Le 15 mai 1791, Guillaume Bouvier, maire de Broons, Louis Potier et Yves Miriel, officiers municipaux ainsi qu'Olivier Biou, procureur de cette commune, firent une descente à la cure de cette localité pour s'informer de quel droit M. Picouays avait lu à la grand'messe un bref du pape Pie VI, ainsi qu'un mandement du ci-devant évêque de Saint-Malo. Les réponses qu'obtinrent ces excellents patriotes méritent d'être reproduites. Nous les avons prises dans le fonds du tribunal du district de Broons aux Archives des C.-du-N. (aujourd'hui Côtes-d'Armor).
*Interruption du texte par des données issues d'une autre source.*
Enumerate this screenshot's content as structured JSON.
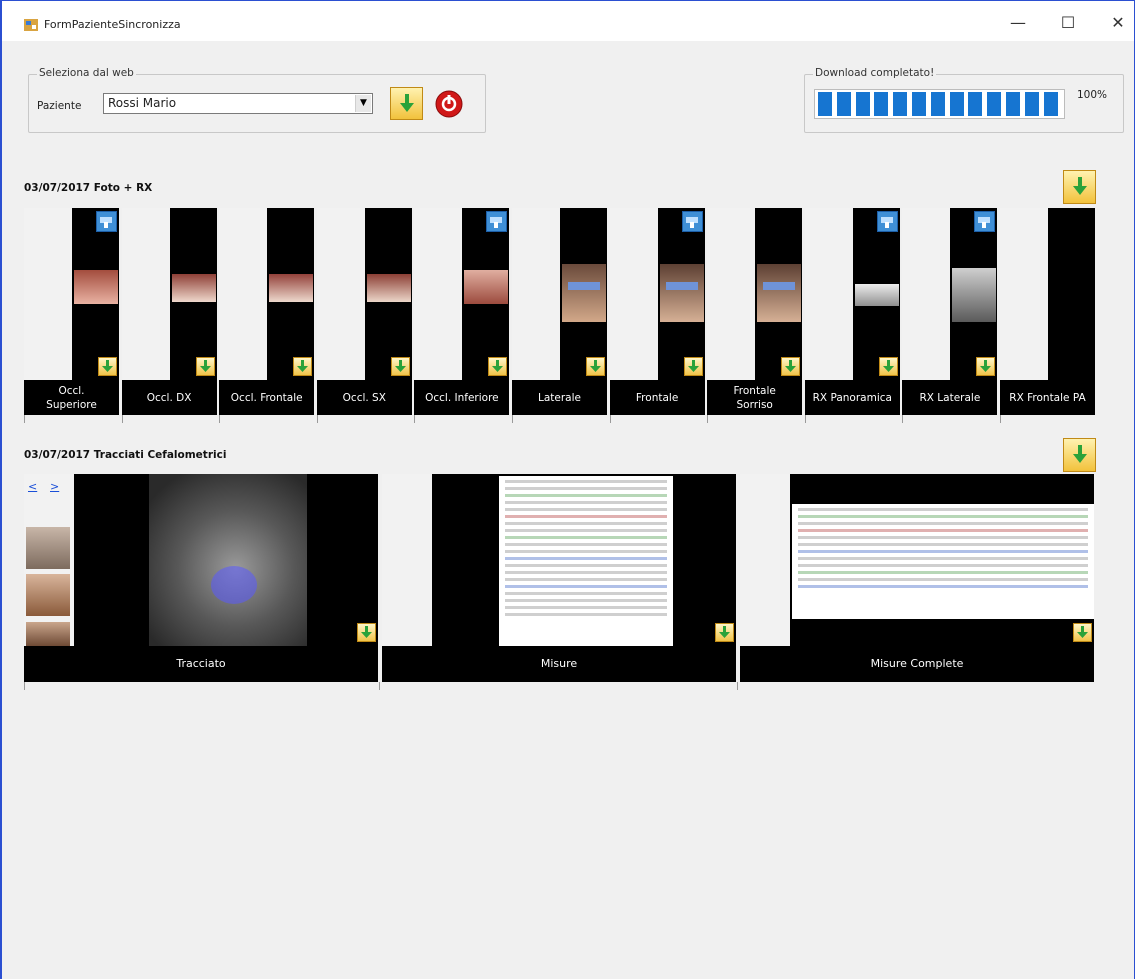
{
  "window": {
    "title": "FormPazienteSincronizza",
    "minimize": "—",
    "maximize": "☐",
    "close": "✕"
  },
  "web_group": {
    "title": "Seleziona dal web",
    "paziente_label": "Paziente",
    "paziente_value": "Rossi Mario"
  },
  "download_group": {
    "title": "Download completato!",
    "percent_text": "100%",
    "progress": 1.0
  },
  "section1": {
    "title": "03/07/2017 Foto + RX",
    "items": [
      {
        "label": "Occl.\nSuperiore"
      },
      {
        "label": "Occl. DX"
      },
      {
        "label": "Occl. Frontale"
      },
      {
        "label": "Occl. SX"
      },
      {
        "label": "Occl. Inferiore"
      },
      {
        "label": "Laterale"
      },
      {
        "label": "Frontale"
      },
      {
        "label": "Frontale\nSorriso"
      },
      {
        "label": "RX Panoramica"
      },
      {
        "label": "RX Laterale"
      },
      {
        "label": "RX Frontale PA"
      }
    ]
  },
  "section2": {
    "title": "03/07/2017 Tracciati Cefalometrici",
    "nav_prev": "<",
    "nav_next": ">",
    "items": [
      {
        "label": "Tracciato"
      },
      {
        "label": "Misure"
      },
      {
        "label": "Misure Complete"
      }
    ]
  },
  "colors": {
    "accent": "#1675d1",
    "window_border": "#2b4fd1",
    "download_button": "#f2c23c"
  }
}
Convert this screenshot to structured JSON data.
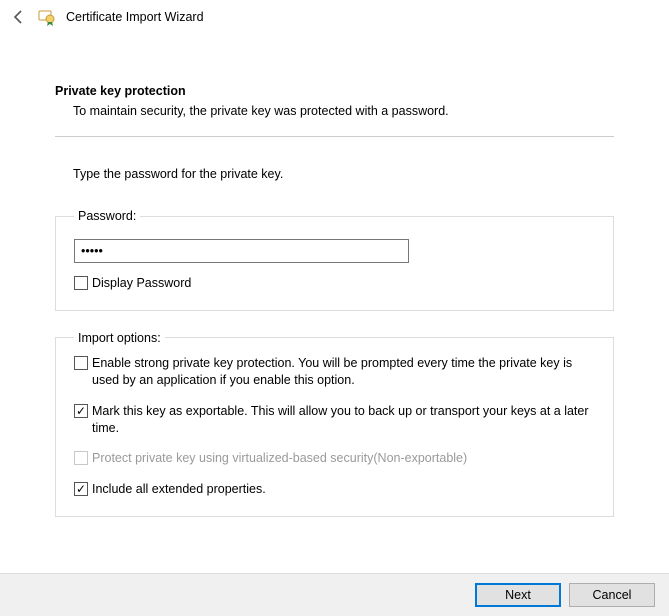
{
  "title": "Certificate Import Wizard",
  "section": {
    "heading": "Private key protection",
    "description": "To maintain security, the private key was protected with a password."
  },
  "instruction": "Type the password for the private key.",
  "password_group": {
    "legend": "Password:",
    "value": "•••••",
    "display_password_label": "Display Password",
    "display_password_checked": false
  },
  "import_options": {
    "legend": "Import options:",
    "items": [
      {
        "label": "Enable strong private key protection. You will be prompted every time the private key is used by an application if you enable this option.",
        "checked": false,
        "disabled": false
      },
      {
        "label": "Mark this key as exportable. This will allow you to back up or transport your keys at a later time.",
        "checked": true,
        "disabled": false
      },
      {
        "label": "Protect private key using virtualized-based security(Non-exportable)",
        "checked": false,
        "disabled": true
      },
      {
        "label": "Include all extended properties.",
        "checked": true,
        "disabled": false
      }
    ]
  },
  "buttons": {
    "next": "Next",
    "cancel": "Cancel"
  }
}
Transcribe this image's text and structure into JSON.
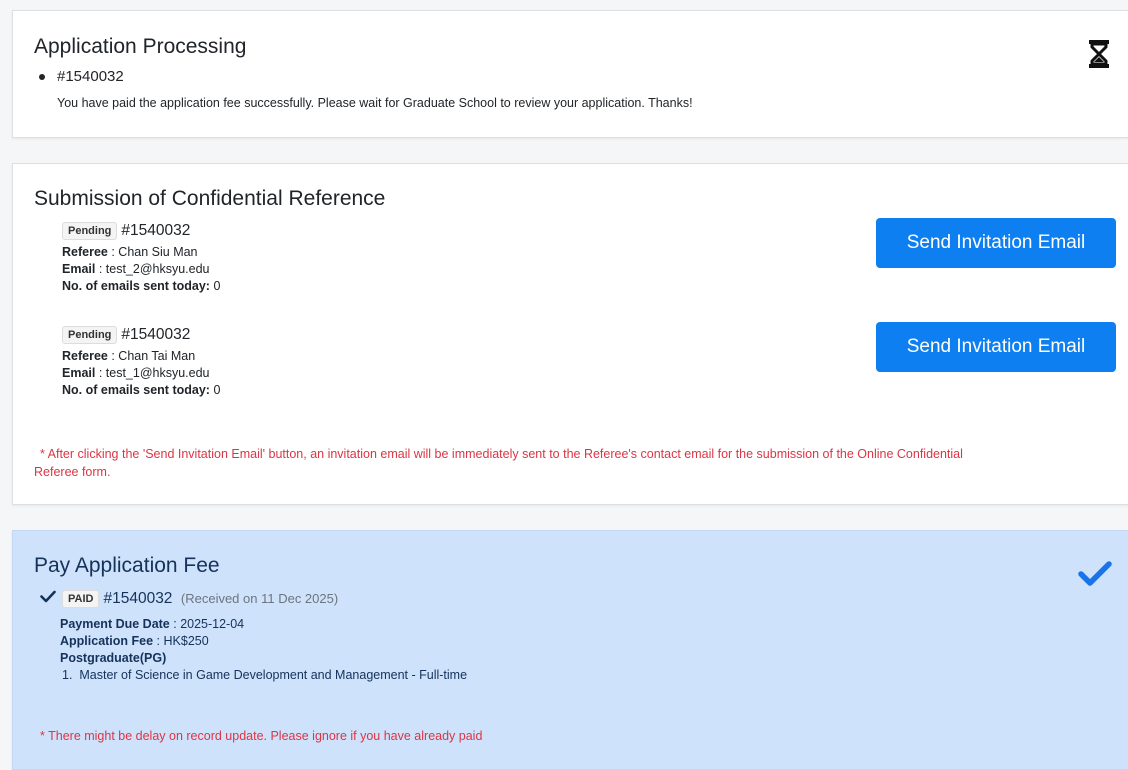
{
  "processing": {
    "title": "Application Processing",
    "app_id": "#1540032",
    "message": "You have paid the application fee successfully. Please wait for Graduate School to review your application. Thanks!",
    "icon": "hourglass-icon"
  },
  "reference": {
    "title": "Submission of Confidential Reference",
    "referee_label": "Referee",
    "email_label": "Email",
    "emails_sent_label": "No. of emails sent today:",
    "items": [
      {
        "status": "Pending",
        "app_id": "#1540032",
        "referee": "Chan Siu Man",
        "email": "test_2@hksyu.edu",
        "emails_sent": "0",
        "button": "Send Invitation Email"
      },
      {
        "status": "Pending",
        "app_id": "#1540032",
        "referee": "Chan Tai Man",
        "email": "test_1@hksyu.edu",
        "emails_sent": "0",
        "button": "Send Invitation Email"
      }
    ],
    "note_line1": "* After clicking the 'Send Invitation Email' button, an invitation email will be immediately sent to the Referee's contact email for the submission of the Online Confidential",
    "note_line2": "Referee form."
  },
  "fee": {
    "title": "Pay Application Fee",
    "badge": "PAID",
    "app_id": "#1540032",
    "received": "(Received on 11 Dec 2025)",
    "due_label": "Payment Due Date",
    "due_value": "2025-12-04",
    "fee_label": "Application Fee",
    "fee_value": "HK$250",
    "category": "Postgraduate(PG)",
    "programmes": [
      "Master of Science in Game Development and Management - Full-time"
    ],
    "note": "* There might be delay on record update. Please ignore if you have already paid"
  },
  "colors": {
    "primary": "#0d7ff0",
    "paid_bg": "#cfe2fb",
    "warning": "#dc3545",
    "check": "#1a73e8"
  }
}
Les voici :

Sommé de déclarer s'il ne s'était point rendu coupable des faits énoncés plus haut ? — « A répondu qu'effectivement, il avoit publié au prône de la grand'messe de ce jour un mandement de l'évêque de Saint-Malo avec une bulle du Souverain Pontife ».
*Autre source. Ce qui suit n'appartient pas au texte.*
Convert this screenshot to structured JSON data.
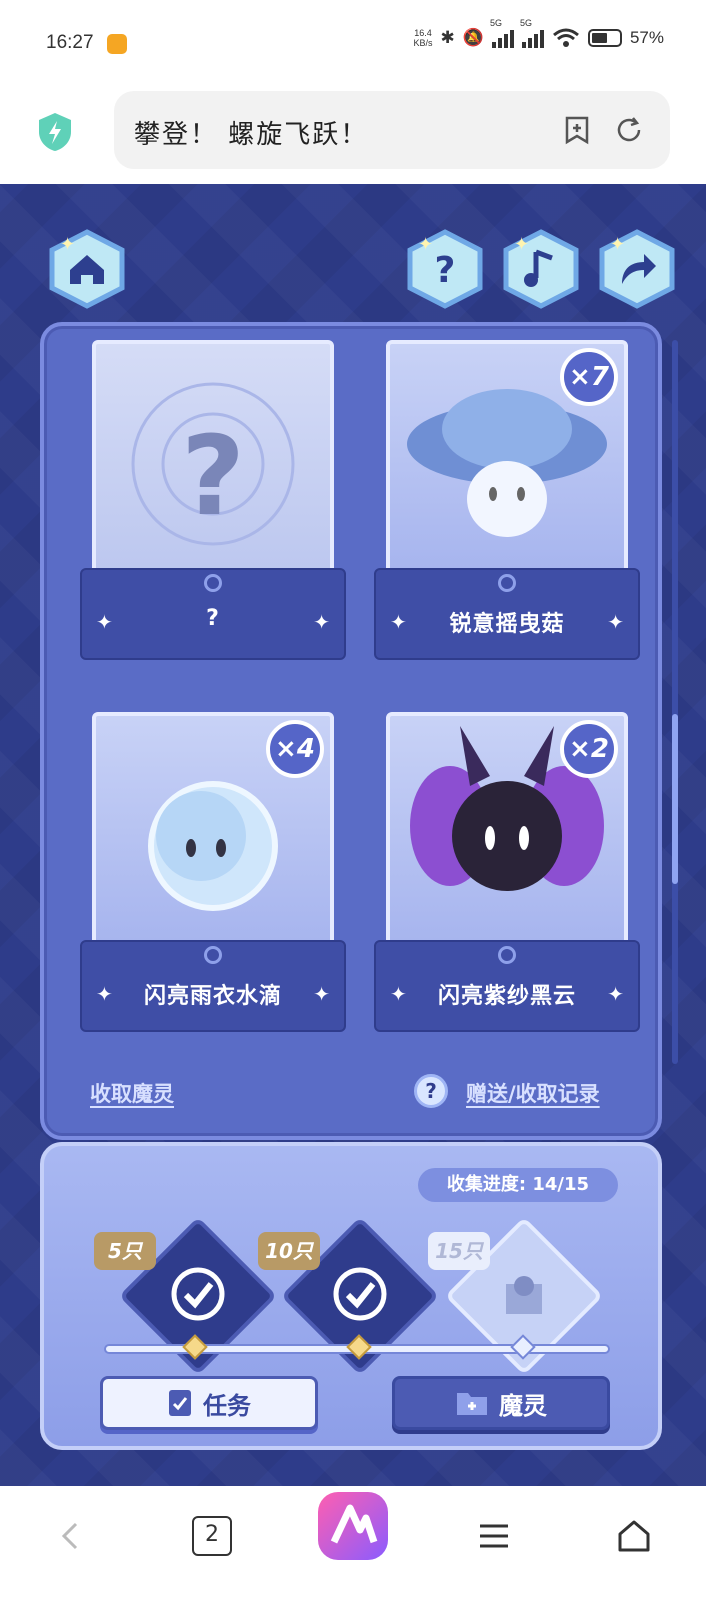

Ensuite de quoi, nous lui avons demandé de quel ordre il avoir donné lecture de ces prétendus mandement et bulle ? — « A quoi, il nous a répondu qu'il n'y pouvait répondre qu'au tribunal du district, devant lequel il déduirait ses raisons et qu'à ce sujet, il n'avait aucune réponse à nous donner ».
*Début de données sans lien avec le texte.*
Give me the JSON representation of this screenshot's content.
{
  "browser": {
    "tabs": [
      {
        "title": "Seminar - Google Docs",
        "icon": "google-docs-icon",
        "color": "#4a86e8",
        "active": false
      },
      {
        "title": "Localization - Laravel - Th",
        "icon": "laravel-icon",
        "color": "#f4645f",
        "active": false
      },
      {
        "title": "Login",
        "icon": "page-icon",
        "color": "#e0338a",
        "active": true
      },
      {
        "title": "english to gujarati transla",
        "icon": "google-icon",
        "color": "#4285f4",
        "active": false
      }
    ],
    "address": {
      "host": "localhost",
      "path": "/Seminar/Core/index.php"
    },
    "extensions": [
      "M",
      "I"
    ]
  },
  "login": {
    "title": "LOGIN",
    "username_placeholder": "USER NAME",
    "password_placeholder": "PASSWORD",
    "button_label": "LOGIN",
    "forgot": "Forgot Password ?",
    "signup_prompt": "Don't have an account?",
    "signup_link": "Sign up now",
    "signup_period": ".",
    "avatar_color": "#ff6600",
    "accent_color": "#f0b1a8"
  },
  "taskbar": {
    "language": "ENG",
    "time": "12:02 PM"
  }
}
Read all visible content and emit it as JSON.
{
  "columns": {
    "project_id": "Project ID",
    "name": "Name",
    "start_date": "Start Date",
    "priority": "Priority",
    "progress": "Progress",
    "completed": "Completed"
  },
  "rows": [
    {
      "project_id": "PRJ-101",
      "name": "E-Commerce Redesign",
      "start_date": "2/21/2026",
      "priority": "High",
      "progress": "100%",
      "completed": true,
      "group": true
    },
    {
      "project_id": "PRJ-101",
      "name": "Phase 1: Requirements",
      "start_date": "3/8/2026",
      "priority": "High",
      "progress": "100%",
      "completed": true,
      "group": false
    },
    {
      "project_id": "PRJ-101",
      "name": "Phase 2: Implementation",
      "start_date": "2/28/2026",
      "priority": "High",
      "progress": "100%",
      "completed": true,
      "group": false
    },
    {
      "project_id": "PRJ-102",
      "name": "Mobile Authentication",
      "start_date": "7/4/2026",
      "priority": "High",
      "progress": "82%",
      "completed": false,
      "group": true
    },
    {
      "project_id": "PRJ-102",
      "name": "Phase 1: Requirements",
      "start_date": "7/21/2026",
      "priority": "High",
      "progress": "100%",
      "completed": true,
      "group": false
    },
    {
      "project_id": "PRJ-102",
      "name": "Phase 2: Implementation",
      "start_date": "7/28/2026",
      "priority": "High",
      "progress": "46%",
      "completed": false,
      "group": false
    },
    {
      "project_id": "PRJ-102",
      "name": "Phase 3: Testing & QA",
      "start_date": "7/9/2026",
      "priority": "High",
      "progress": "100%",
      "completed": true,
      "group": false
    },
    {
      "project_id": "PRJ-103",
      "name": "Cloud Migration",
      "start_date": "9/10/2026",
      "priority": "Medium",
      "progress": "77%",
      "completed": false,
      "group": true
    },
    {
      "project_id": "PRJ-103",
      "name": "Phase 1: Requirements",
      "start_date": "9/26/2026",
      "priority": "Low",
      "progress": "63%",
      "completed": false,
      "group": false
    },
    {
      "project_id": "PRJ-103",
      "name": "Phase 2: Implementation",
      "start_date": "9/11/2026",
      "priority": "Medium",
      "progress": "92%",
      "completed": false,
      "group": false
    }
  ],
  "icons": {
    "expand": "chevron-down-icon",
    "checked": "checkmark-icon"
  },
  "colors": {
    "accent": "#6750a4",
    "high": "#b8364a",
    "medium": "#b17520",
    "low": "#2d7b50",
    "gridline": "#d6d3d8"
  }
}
Sommé aussi le dit sieur Picouays de nous représenter ces prétendues bulles et mandements ? — « Nous a répondu à nous maire, qu'il voulait bien nous les faire voir en particulier et non autrement ».

Nous maire, lui ayant demandé « pourquoi en particulier ? » — A répondu : « pour le salut de ton âme ».

Interpellé derechef de nous faire voir ces prétendues bulles et mandements ? — Nous a répondu par ces mots latins « Nemo dot quod non habet ».

Sommé de plus de nous dire qui en était saisi ? — A quoi il nous a répondu d'un air de plaisanterie et avec de grands éclats de rire, de concert avec le sieur Chartier, « la première fois qu'il ne nous dirait pas » ; la seconde et les autres qu'il ne répondait rien et toujours d'un air de dérision.

Sommé encore le sieur Chartier et Picouays de nous donner ouverture des divers appartements et fermeture du presbytère, pour voir s'ils n'étaient pas saisi d'autres exemplaires du même ouvrage, nous l'ont formellement refusé.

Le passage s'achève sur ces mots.